Nel giorno del Primo Maggio, Maurizio Landini ha riproposto con forza l’obiettivo dell’unità sindacale da costruire in questo tempo. Colpisce la nettezza delle motivazioni.
Sono venute meno le ragioni storiche e politiche che hanno diviso il sindacato confederale dal dopoguerra in poi, mentre le esigenze di diritti e tutele del mondo del lavoro si fanno sempre più pressanti.
Non si tratta di assemblare sigle e apparati burocratici, ma di costruire un percorso rispettoso delle diverse culture e sensibilità sindacali improntato a metodi di partecipazione inclusivi e democratici.
Il ragionamento che avanza Landini non fa una piega e fondate sono le argomentazioni usate.
Ci sono le condizioni per lavorare in questa direzione?
Ci sono le intenzioni e disponibilità da parte di tutti i soggetti interessati? Oppure anche questa volta prevarranno pigrizie e legittimi istinti alla conservazione?
Avendo attraversato tante stagioni sindacali, le fasi esaltanti dell’unità e quelle pesanti delle divisioni e delle contrapposizioni, avverto tutte le difficoltà del tema.
Eppure davvero oggi più che negli anni che abbiamo alle spalle un grande, plurale e democratico sindacato confederale sarebbe la risposta giusta alla svalutazione del lavoro e dei diritti dei lavoratori e alla messa in disparte della rappresentanza sociale del lavoro.
Sfide e trasformazioni epocali richiederebbero davvero una risposta di questa altezza e ambizione.

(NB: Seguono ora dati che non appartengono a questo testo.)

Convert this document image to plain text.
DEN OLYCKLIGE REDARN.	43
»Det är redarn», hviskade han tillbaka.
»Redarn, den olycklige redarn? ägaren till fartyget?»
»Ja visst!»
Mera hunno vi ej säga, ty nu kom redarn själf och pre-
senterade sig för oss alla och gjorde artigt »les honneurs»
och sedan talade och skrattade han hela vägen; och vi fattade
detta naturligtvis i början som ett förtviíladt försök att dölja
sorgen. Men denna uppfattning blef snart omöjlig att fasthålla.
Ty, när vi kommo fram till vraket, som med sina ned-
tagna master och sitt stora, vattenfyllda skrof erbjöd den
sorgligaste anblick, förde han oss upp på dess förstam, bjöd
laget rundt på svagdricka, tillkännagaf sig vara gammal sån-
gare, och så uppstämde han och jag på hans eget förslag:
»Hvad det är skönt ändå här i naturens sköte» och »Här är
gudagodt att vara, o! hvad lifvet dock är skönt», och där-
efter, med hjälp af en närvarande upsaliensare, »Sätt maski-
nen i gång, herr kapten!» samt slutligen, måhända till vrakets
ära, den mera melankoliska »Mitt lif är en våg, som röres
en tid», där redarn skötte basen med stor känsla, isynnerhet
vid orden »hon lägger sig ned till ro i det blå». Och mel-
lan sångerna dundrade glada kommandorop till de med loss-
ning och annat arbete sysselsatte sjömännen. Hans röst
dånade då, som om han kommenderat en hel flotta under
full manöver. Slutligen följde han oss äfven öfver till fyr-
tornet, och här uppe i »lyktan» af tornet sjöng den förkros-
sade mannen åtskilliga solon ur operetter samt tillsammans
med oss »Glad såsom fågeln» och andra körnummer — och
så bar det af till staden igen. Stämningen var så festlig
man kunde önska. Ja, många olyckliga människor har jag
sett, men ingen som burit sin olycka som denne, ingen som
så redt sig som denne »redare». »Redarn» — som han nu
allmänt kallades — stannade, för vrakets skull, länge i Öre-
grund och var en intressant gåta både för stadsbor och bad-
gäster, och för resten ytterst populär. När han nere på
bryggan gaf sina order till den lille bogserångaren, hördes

Mi permetto di dare solo un consiglio.
Non si lasci cadere questo disegno, si provi davvero a rifletterci su con serietà e rigore, a verificarne le condizioni e la fattibilità.
In sostanza si affidi a una discussione esplicitamente costituente il compito di comprendere se questa via è percorribile o meno verificando non solo le possibilità del come, ma principalmente se ne esiste davvero la volontà.